Hey, kid. Come on over here.
What, you afraid? Ain't nothin' to be afraid of, kid. Not in a nice neighborhood like this, leastways. Got a story for ya, kid. One worth hearin'.
See, kid, I'm a guy who likes to know the truth. That's my business. People come to me, tell me their stories, and want me to find someone. Or lose somone, sometimes. By the time you get to be my age, you've heard 'em all, kid, and sometimes what you hear ain't so pretty. In my line, sometimes you see the underside of the boot, where the gum sticks and the water splashes up as you walk down the alley. Sometimes, you see the back side, the zig under the zag, the things behind the world they show ya on TV. You watch TV, kid?
'Course ya do.
Anyway, I was gonna tell you about the night this dame came into my office. It was hot that night, and humid like the jungle had sidled on up to the city and passed it a tenner. You couldn't see the stars for all the fog in the alleys, lit up by the sputtering neon sign outside my window. It ain't a nice view, kid, but it's all I can afford. The view sure got better when she came in, though.
"I've heard that you're a man who can find things," she said. Her voice was low and smooth, like a new set of subway rails.
"Depends," I said, "on what you're looking for." I looked her up and down. "And what you're offering."
"I'm offering five hundred a day, plus expenses."
Well, that got my attention. I sat up a little straighter. I'd had a look in my wallet a few minutes before. My wallet and the Buddha had something in common, kid--they were both filled with true emptiness.
"All right. Why don't you sit down, Miss--"
"It's Mrs., for the moment. Mrs. Von Bingen."
"Where's Mr. Von Bingen? He doesn't mind you being out like this? Or is that what I'm looking for?"
"You're looking for this. Find it, and you'll find him."

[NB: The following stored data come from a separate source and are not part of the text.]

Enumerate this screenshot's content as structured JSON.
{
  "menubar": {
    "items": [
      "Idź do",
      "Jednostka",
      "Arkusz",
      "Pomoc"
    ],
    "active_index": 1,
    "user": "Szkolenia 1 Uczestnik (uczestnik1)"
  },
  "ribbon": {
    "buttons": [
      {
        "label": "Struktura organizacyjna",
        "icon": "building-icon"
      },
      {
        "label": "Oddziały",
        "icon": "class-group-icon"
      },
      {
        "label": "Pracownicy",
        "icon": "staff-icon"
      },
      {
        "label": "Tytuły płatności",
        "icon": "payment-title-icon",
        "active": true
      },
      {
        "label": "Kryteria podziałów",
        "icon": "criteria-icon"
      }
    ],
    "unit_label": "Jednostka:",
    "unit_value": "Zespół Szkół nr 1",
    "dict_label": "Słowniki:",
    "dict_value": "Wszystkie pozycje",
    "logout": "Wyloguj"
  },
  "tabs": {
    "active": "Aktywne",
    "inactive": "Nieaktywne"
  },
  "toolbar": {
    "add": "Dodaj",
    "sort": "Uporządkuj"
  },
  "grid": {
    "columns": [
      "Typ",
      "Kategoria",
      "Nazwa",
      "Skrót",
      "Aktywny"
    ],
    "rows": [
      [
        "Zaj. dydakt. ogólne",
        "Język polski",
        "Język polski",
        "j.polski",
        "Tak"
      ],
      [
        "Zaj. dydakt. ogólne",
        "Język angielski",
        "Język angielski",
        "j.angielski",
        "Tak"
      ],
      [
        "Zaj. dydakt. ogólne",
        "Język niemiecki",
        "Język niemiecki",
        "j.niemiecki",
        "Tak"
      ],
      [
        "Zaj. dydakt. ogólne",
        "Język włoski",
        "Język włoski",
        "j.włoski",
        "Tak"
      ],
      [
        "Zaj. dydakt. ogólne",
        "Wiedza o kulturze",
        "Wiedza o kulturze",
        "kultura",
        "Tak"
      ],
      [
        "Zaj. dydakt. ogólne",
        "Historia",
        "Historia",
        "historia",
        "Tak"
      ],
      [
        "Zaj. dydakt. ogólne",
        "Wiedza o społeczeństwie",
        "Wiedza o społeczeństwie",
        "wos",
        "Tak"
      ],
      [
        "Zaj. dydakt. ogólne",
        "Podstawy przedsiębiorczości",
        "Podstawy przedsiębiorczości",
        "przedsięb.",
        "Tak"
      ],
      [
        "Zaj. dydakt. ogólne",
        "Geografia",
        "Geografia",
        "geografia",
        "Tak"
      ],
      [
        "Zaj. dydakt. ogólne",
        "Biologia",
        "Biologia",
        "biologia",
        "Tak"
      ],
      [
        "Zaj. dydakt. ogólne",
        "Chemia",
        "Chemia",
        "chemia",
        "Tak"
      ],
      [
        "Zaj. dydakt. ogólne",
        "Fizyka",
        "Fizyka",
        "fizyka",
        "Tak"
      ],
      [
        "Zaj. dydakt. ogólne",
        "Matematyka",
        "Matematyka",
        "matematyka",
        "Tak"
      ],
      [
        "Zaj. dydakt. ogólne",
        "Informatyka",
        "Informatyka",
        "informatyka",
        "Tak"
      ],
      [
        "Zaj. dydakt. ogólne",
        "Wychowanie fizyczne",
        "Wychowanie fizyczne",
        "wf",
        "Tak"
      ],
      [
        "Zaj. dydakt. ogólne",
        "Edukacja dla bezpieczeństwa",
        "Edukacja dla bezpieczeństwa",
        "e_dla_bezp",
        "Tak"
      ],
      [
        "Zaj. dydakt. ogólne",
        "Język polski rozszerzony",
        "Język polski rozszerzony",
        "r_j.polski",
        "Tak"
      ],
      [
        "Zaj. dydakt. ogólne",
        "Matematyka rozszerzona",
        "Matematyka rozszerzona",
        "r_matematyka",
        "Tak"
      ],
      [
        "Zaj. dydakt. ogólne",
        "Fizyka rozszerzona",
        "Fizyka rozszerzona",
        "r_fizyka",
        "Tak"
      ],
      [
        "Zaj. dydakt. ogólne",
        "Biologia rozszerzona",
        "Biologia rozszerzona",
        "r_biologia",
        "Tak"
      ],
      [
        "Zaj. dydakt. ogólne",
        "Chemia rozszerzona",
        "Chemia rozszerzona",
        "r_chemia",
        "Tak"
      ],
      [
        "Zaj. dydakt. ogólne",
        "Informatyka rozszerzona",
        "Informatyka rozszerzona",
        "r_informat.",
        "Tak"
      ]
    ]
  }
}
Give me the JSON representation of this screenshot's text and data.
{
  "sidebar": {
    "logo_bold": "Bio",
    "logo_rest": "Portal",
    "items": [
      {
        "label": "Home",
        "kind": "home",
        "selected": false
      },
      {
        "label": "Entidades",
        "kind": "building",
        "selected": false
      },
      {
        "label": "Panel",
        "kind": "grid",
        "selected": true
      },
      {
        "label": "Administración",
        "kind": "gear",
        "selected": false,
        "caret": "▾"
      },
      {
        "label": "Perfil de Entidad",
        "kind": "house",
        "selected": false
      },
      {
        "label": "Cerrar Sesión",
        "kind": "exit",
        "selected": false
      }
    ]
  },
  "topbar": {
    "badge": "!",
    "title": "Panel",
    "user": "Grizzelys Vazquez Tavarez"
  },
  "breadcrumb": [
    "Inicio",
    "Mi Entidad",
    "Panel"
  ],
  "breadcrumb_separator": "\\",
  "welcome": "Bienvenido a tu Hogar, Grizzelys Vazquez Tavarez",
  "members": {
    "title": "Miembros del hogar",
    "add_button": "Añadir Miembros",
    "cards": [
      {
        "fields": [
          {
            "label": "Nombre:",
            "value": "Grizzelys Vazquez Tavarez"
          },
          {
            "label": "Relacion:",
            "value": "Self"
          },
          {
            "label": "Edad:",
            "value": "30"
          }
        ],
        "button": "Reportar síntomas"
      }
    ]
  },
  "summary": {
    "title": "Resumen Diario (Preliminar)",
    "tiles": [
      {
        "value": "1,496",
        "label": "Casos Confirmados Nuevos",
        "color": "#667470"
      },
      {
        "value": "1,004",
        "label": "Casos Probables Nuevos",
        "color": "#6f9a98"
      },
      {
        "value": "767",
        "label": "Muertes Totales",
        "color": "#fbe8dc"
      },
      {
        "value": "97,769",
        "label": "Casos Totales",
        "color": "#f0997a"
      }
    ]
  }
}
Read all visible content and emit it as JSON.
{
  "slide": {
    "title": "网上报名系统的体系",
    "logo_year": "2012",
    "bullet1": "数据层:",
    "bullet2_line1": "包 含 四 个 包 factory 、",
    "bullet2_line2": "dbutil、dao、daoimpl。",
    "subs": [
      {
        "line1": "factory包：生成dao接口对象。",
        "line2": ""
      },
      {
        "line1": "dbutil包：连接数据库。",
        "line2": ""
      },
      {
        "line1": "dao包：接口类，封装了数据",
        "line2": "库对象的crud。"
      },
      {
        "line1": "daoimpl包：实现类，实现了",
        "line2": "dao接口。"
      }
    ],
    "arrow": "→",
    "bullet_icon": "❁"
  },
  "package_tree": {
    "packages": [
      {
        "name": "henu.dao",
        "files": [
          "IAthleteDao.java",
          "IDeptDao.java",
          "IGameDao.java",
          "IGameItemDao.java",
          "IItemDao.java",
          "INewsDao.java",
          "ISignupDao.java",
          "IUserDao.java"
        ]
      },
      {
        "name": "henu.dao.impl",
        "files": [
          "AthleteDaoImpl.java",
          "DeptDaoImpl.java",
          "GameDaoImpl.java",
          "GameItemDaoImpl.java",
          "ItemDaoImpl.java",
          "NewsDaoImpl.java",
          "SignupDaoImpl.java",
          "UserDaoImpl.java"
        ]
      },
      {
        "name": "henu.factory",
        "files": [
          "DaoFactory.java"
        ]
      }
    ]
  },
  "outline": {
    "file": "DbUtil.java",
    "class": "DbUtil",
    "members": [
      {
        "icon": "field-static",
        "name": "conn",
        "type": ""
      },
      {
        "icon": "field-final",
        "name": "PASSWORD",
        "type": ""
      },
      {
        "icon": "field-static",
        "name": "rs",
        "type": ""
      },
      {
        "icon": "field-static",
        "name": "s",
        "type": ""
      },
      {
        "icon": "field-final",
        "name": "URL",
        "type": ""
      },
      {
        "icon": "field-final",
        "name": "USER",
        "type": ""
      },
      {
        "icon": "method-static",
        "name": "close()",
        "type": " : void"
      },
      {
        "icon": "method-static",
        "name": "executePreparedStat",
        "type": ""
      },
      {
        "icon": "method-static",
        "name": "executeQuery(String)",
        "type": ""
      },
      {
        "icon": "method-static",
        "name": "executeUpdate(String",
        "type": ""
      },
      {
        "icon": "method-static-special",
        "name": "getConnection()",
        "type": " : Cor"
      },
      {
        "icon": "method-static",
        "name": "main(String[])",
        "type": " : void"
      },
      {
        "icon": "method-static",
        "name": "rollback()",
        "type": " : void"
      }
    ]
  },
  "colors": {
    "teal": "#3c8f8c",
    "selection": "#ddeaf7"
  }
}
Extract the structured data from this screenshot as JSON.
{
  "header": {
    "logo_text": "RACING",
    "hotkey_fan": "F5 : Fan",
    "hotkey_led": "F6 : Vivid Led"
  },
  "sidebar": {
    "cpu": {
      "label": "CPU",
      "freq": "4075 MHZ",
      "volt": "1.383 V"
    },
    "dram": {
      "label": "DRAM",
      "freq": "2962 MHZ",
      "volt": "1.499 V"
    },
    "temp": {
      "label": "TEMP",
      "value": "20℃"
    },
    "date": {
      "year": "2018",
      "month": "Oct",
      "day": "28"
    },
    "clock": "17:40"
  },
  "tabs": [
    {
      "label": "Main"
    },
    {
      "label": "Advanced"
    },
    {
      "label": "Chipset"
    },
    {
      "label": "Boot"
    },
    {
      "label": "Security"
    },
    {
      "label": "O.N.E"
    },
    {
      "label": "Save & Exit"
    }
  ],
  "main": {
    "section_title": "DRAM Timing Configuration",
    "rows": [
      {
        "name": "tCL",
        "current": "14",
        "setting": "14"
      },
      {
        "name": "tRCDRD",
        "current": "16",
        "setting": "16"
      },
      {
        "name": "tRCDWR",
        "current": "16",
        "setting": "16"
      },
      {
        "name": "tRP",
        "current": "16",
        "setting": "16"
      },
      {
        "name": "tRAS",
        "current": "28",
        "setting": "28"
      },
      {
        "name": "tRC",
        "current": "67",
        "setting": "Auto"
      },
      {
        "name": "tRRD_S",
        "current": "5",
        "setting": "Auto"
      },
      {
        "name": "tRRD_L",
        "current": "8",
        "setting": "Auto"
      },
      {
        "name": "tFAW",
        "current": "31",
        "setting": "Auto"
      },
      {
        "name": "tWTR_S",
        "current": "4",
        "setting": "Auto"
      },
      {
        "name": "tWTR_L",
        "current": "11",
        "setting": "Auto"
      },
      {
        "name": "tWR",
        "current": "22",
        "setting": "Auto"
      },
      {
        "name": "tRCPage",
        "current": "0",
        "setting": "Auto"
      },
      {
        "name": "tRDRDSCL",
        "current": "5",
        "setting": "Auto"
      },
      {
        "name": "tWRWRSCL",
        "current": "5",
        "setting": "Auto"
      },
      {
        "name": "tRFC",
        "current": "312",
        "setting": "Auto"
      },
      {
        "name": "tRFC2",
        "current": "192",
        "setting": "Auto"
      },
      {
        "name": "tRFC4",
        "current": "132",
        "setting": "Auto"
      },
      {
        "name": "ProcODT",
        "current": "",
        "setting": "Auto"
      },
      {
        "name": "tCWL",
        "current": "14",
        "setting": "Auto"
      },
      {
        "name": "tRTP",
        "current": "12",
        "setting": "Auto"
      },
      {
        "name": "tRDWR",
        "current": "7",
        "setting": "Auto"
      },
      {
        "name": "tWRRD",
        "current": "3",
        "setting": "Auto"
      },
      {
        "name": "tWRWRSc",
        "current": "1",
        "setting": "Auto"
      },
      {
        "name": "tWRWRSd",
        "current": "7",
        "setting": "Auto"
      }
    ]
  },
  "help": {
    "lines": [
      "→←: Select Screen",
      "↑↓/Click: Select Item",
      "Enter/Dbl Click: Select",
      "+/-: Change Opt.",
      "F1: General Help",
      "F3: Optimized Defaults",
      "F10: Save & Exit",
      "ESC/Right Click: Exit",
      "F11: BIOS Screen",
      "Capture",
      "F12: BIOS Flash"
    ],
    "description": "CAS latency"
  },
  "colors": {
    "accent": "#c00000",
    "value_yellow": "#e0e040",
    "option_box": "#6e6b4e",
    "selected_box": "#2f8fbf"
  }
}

She pulled out a photo. They always do. It was grainier than a silo in Iowa, but I could make out a shape I knew all too well. A bottle.
"Your husband got drunk and disappeared, ma'am? Is that it?"
"No, he went off searching for something. Something he heard about in that stupid club of his."
"Ma'am, why don't you tell me all about it."
She told me the story about how Mr. Von Bingen belonged to this club of conoisseurs of strange beverages from all over the world. They met in an old gentlemen's hangout over a billiards hall and passed around the craziest concoctions that they could find, stuff from all over the world. Well, apparently one night, one of them brought in something really special. Mr. Von Bingen had one sip, and couldn't stop raving about it. When he came home that night, he kept his wife up until all hours talking about it. He said it was something called "Malta India", and that he had to go find more. She told him no, begged, even pleaded--and I have to tell you, kid, I wouldn't be inclined to refuse this lady if she asked me something. But he was in the grip of this Malta India, and it wasn't about to let go. He left that same night--she assumed he'd gone to Bombay.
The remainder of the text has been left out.